Overall, it can be ascertained that the guidance contains valuable information for telemedia providers on the design of consent banners. In practice, however, the implementation of these requirements is likely to pose a challenge for them. This applies in particular to those providers which have their own consent banners and now have to reprogram them.

It can also be assumed that the German data protection authorities will promptly monitor and enforce the implementation of the requirements as soon as the consultation process has been concluded and the guidance has been finally adopted. A large number of complaints are already pending with the German data protection authorities. Officials have so far said that these complaints have been temporarily put on hold, at least until the German data protection authorities agree on a uniform approach. This is now the case. However, it is also clear that many of the DSK’s requirements have NOT yet been enforced in court! It is certainly possible that different views will prevail in court. However, the risk of being exposed to fine proceedings still remains. So far, the German and other European data protection authorities – despite all of the strict guidelines – have been rather hesitant and reserved. However, every company is now required to reassess the risk and benefit of the specific design of the consent banners used, as considerable resistance to the previous practice is slowly forming throughout Europe.

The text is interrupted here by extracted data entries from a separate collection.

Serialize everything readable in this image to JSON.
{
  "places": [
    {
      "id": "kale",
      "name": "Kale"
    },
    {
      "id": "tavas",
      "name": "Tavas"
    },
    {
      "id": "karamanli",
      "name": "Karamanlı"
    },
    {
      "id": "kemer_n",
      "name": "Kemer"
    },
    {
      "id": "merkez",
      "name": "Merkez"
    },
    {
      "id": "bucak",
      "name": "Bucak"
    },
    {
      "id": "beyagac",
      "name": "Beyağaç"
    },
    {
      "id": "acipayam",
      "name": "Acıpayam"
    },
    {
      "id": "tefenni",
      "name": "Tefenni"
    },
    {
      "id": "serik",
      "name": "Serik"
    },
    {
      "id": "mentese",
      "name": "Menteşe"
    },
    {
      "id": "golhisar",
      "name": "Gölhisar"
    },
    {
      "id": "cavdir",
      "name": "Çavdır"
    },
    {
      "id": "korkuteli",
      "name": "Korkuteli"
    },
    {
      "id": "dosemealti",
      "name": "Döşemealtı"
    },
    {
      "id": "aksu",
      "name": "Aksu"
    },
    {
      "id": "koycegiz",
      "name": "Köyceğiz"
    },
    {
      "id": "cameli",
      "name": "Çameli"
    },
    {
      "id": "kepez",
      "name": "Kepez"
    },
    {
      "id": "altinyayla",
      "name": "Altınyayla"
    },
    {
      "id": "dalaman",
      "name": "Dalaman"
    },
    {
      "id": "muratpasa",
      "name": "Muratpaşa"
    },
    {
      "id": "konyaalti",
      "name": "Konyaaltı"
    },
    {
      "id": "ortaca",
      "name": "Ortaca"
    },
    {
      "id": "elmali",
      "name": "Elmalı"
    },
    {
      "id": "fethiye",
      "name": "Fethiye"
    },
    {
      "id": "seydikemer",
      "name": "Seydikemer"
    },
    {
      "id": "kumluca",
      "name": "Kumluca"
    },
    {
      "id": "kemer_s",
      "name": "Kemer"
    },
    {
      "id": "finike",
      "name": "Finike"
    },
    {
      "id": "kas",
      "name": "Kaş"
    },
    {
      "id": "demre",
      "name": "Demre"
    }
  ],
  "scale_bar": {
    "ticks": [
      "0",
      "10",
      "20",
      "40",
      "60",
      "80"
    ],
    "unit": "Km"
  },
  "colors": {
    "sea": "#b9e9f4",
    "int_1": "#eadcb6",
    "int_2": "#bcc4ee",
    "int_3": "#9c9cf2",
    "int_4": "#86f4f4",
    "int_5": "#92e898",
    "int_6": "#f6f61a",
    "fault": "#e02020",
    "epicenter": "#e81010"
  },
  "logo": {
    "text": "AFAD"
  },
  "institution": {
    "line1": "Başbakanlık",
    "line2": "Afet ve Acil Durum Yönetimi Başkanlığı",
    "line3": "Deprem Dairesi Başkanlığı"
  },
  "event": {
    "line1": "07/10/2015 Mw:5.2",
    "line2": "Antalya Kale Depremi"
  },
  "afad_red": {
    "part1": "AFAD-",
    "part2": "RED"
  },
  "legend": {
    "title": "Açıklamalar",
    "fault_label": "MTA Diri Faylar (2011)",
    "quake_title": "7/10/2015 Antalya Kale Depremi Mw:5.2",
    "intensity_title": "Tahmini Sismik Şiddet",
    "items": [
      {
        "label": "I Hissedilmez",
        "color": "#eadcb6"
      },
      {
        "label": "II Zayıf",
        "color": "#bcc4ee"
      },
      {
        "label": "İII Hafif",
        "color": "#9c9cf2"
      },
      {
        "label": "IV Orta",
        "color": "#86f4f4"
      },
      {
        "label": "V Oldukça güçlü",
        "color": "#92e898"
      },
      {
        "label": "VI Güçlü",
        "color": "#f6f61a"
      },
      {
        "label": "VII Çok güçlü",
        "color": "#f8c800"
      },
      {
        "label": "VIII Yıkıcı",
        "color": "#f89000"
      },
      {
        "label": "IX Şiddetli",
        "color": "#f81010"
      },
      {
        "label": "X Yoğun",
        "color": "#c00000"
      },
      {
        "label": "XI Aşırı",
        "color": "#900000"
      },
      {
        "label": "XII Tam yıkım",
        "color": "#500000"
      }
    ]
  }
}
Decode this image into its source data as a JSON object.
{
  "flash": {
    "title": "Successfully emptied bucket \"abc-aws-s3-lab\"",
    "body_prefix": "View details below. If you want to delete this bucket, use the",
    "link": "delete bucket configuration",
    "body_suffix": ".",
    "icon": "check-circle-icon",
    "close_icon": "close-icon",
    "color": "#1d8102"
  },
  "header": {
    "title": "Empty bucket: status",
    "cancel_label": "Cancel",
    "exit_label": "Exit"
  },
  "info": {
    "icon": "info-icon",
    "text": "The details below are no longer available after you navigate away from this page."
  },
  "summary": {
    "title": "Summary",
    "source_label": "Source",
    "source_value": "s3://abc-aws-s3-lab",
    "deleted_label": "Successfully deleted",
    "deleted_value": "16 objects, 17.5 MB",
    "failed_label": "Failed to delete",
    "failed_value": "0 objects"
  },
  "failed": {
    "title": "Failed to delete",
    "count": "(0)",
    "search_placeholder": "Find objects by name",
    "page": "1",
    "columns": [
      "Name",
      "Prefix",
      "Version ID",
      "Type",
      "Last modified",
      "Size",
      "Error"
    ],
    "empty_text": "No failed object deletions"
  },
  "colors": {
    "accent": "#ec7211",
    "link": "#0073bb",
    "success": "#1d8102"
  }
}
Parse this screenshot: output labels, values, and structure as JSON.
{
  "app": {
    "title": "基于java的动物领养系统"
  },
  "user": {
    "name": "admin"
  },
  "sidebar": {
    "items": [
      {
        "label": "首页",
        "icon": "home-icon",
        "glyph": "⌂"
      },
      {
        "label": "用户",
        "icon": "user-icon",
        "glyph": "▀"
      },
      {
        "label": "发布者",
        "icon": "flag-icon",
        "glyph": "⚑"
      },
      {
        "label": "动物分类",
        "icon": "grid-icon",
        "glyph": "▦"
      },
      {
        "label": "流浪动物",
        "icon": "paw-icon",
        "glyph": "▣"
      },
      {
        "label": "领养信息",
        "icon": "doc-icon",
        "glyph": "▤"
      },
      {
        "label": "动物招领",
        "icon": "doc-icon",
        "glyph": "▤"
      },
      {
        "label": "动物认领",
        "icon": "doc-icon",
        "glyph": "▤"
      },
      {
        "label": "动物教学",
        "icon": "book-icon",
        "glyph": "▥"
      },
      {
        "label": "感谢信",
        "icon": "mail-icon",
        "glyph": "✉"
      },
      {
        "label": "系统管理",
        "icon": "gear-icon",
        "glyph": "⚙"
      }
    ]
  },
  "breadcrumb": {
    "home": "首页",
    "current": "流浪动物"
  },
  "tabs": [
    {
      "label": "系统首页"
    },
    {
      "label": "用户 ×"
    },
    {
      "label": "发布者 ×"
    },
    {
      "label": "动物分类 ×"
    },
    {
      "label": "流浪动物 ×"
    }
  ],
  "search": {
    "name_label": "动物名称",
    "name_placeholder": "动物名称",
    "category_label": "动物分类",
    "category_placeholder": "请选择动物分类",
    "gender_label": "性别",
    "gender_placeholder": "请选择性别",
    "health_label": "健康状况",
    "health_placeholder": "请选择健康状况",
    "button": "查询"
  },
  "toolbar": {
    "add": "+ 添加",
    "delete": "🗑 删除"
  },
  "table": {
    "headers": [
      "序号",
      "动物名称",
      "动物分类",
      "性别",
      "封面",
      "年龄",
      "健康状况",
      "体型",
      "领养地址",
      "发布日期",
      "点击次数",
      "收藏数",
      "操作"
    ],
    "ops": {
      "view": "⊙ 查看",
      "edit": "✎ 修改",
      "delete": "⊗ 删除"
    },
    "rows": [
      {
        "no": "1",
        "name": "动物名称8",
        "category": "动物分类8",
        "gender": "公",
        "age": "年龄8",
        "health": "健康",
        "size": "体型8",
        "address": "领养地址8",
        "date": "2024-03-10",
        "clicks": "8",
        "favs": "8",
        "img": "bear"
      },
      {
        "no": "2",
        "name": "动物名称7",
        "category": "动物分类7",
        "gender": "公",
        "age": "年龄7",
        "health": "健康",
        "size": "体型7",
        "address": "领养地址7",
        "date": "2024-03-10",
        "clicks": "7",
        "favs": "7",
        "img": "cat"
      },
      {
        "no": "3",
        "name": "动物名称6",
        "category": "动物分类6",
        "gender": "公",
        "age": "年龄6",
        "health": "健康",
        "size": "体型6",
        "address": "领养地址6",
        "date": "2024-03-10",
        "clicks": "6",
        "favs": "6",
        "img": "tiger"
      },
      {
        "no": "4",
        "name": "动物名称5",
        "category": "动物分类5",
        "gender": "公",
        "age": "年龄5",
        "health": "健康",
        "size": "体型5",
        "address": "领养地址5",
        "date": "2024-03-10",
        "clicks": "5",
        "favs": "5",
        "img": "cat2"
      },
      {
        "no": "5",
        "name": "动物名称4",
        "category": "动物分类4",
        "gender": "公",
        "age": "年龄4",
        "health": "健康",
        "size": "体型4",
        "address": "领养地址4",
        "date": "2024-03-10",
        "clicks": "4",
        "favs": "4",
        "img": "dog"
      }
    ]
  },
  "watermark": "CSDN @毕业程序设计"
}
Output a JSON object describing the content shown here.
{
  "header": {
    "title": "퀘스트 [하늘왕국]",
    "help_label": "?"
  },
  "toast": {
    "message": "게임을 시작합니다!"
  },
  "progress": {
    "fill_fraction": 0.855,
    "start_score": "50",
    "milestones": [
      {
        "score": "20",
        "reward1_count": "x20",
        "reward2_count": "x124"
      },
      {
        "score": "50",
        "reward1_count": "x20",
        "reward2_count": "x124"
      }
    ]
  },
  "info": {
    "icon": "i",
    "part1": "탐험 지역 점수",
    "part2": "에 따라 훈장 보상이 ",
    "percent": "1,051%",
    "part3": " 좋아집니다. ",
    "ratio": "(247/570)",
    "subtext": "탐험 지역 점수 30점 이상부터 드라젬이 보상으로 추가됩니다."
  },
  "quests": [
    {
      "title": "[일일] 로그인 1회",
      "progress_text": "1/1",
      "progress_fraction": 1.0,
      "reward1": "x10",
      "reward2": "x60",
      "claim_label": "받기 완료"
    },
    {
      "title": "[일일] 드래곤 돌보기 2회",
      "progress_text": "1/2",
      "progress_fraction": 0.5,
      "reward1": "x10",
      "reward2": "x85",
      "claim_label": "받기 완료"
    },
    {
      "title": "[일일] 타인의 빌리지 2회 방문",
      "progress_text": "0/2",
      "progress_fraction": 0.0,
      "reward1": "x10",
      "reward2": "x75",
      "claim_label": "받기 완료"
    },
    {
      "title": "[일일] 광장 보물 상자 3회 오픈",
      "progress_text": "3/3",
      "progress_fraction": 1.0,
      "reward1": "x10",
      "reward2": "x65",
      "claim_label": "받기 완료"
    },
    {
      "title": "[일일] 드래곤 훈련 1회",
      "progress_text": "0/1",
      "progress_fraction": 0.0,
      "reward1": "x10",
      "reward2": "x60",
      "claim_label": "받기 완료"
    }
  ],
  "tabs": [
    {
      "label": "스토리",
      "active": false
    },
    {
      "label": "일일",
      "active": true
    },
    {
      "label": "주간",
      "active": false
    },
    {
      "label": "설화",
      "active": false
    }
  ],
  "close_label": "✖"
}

For example, various data protection authorities within the EU have been taking action since the beginning of the year against the illegal use of Cookies that require consent. This relates in particular to the use of tracking tools such as Google Analytics. The French data protection authority "CNIL" recently imposed a fine in this regard of EUR 150 million on Google and EUR 60 million on Facebook. A major reason for the fines was that the websites of Google and Facebook did not have an equivalent option for rejecting Cookies that required consent. Instead several clicks were required in order to do so, while consent could be easily declared with one click at the first level. The European Data Protection Supervisor (“EDPS”] also recently banned the use of Google Analytics on a website of the European Parliament. One reason for this was that the cookie banner used on the first level did not contain an option to reject the use of Cookies that required consent, while consent was possible on the first level. The EDPS also identified further deficits in connection with the use of Cookies requiring consent and the design of the consent banners used (e.g. insufficient information on the functionality of the Cookies used, the lack of documentation on compliance with the requirements for transfer to third countries pursuant to Art. 44 et seqq. GDPR). At the same time, a complaint by Schrems was upheld in Austria in January, and the use of Google Analytics was also banned for the first time in Austria in an official decision.

In this respect, it should be noted that obtaining consent for the use of Cookies in accordance with data protection regulations represents an essential component of data protection compliance. At the same time, the aforementioned procedures in other EU countries show that a large number of other issues also play an important role here. This applies above all to the lawful data transfer of personal data to third countries. This issue is another aspect that has gained the attention of the data protection authorities after the Schrems II judgment of the ECJ and the introduction of the new EU standard contractual clauses, especially when tracking tools from international providers are used. For instance, the CNIL announced on Februar 10, 2022 (see the press release here) that data transfers to the USA as part of the use of Googloe Analytics does not comply with the GDPR and has therefore ordered a French website manager to bring the processing into compliance with the GDPR or, if necessary, cease to use the Google Analytics functionality.